Über ihre Leistungsfähigkeit zu richten, sollte man sich also nicht vor der ersten Mai-Woche erlauben. Mit den Plätzen elf, sieben und sechs in der Ardennen-Woche zeigt die Formkurve jedenfalls auch rein ergebnistechnisch in die richtige Richtung.

Annemiek van Vleuten (Movistar) und ihre Generation Ü35 darf man nach den Ardennen noch immer nicht abschreiben. | Foto: Cor Vos

7. Übernimmt die jüngere Generation endgültig das Kommando?

Für die Männer ist diese Frage klar mit einem 'Ja' zu beantworten. Mikel Landa (Bahrain Victorious) war als Dritter beim Flèche am Mittwoch mit seinen 33 Jahren der einzige Fahrer, der in den Ardennen einen Podestplatz erkämpfte und älter als 24 ist. Der Generationswechsel, der inzwischen seit drei bis vier Jahren zu beobachten ist, hat auch bei den schweren Klassikern endgültig stattgefunden.

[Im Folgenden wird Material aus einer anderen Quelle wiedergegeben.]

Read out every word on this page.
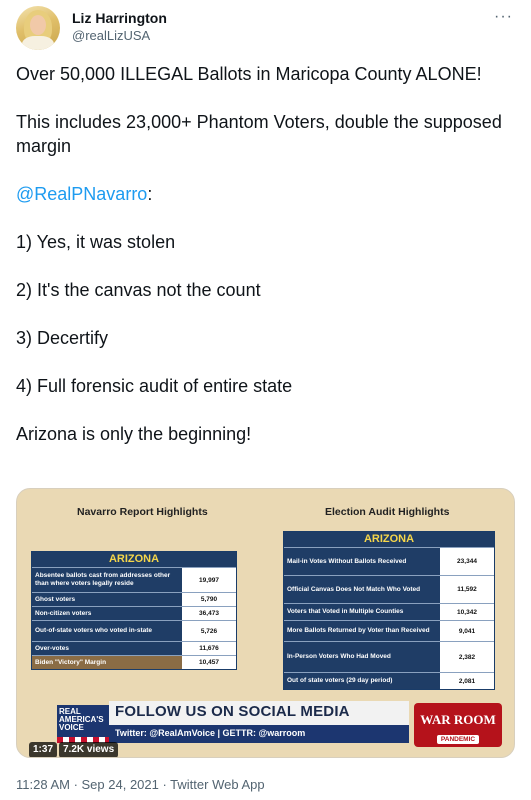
Liz Harrington
@realLizUSA
···

Over 50,000 ILLEGAL Ballots in Maricopa County ALONE!

This includes 23,000+ Phantom Voters, double the supposed margin

@RealPNavarro:

1) Yes, it was stolen

2) It's the canvas not the count

3) Decertify

4) Full forensic audit of entire state

Arizona is only the beginning!

Navarro Report Highlights	Election Audit Highlights
ARIZONA
Absentee ballots cast from addresses other than where voters legally reside	19,997
Ghost voters	5,790
Non-citizen voters	36,473
Out-of-state voters who voted in-state	5,726
Over-votes	11,676
Biden "Victory" Margin	10,457
ARIZONA
Mail-in Votes Without Ballots Received	23,344
Official Canvas Does Not Match Who Voted	11,592
Voters that Voted in Multiple Counties	10,342
More Ballots Returned by Voter than Received	9,041
In-Person Voters Who Had Moved	2,382
Out of state voters (29 day period)	2,081
REAL
AMERICA'S
VOICE
FOLLOW US ON SOCIAL MEDIA
Twitter: @RealAmVoice | GETTR: @warroom
WAR ROOM
PANDEMIC
1:37 7.2K views
11:28 AM · Sep 24, 2021 · Twitter Web App
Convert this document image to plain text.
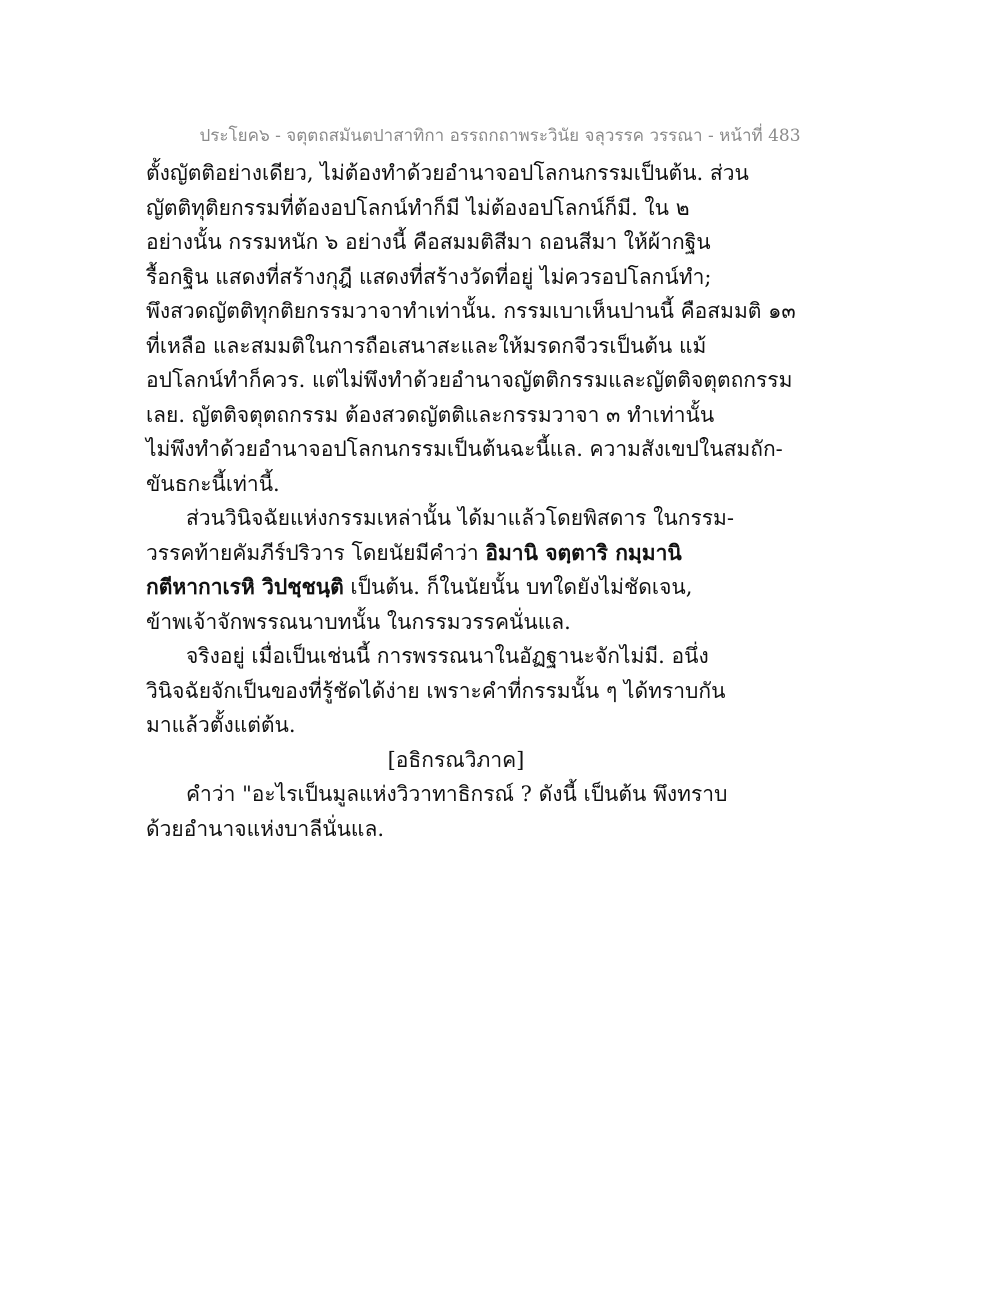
ประโยค๖ - จตุตถสมันตปาสาทิกา อรรถกถาพระวินัย จลุวรรค วรรณา - หน้าที่ 483
ตั้งญัตติอย่างเดียว, ไม่ต้องทำด้วยอำนาจอปโลกนกรรมเป็นต้น. ส่วน
ญัตติทุติยกรรมที่ต้องอปโลกน์ทำก็มี ไม่ต้องอปโลกน์ก็มี. ใน ๒
อย่างนั้น กรรมหนัก ๖ อย่างนี้ คือสมมติสีมา ถอนสีมา ให้ผ้ากฐิน
รื้อกฐิน แสดงที่สร้างกุฎี แสดงที่สร้างวัดที่อยู่ ไม่ควรอปโลกน์ทำ;
พึงสวดญัตติทุกติยกรรมวาจาทำเท่านั้น. กรรมเบาเห็นปานนี้ คือสมมติ ๑๓
ที่เหลือ และสมมติในการถือเสนาสะและให้มรดกจีวรเป็นต้น แม้
อปโลกน์ทำก็ควร. แต่ไม่พึงทำด้วยอำนาจญัตติกรรมและญัตติจตุตถกรรม
เลย. ญัตติจตุตถกรรม ต้องสวดญัตติและกรรมวาจา ๓ ทำเท่านั้น
ไม่พึงทำด้วยอำนาจอปโลกนกรรมเป็นต้นฉะนี้แล. ความสังเขปในสมถัก-
ขันธกะนี้เท่านี้.
ส่วนวินิจฉัยแห่งกรรมเหล่านั้น ได้มาแล้วโดยพิสดาร ในกรรม-
วรรคท้ายคัมภีร์ปริวาร โดยนัยมีคำว่า อิมานิ จตฺตาริ กมฺมานิ
กตีหากาเรหิ วิปชฺชนฺติ เป็นต้น. ก็ในนัยนั้น บทใดยังไม่ชัดเจน,
ข้าพเจ้าจักพรรณนาบทนั้น ในกรรมวรรคนั่นแล.
จริงอยู่ เมื่อเป็นเช่นนี้ การพรรณนาในอัฏฐานะจักไม่มี. อนึ่ง
วินิจฉัยจักเป็นของที่รู้ชัดได้ง่าย เพราะคำที่กรรมนั้น ๆ ได้ทราบกัน
มาแล้วตั้งแต่ต้น.
[อธิกรณวิภาค]
คำว่า "อะไรเป็นมูลแห่งวิวาทาธิกรณ์ ? ดังนี้ เป็นต้น พึงทราบ
ด้วยอำนาจแห่งบาลีนั่นแล.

Doch wir stellten die Frage vor einer Woche vor allem mit Blick auf die Frauen und da fällt die Antwort weniger eindeutig aus. Denn auch wenn auch dort von den neun Podestplatzierten lediglich Elisa Longo Borghini (Trek - Segafredo) und Marlen Reusser (SD Worx) als Zweite und Dritte in Lüttich über 30 sind, waren auch nur zwei echte Youngster auf den Podien: Shirin van Anrooij (Trek - Segafredo) als Dritte beim Amstel und ihre Teamkollegin Gaia Realini als Dritte beim Flèche – beide 21 Jahre alt. Der Großteil der Spitzenfahrerinnen in den Ardennen war zwischen 25 und 30 Jahre alt, aber mit van Vleuten (40), Ashleigh Moolman-Pasio (AG Insurance - Soudal - Quick-Step / 37) und Mavi Garcia (UAE Team ADQ / 39) fuhren auch die Oldies noch Top-Resultate ein.

Das Frauen-Peloton ist in der Altersstruktur an seiner Spitze also deutlich heterogener als das der Männer.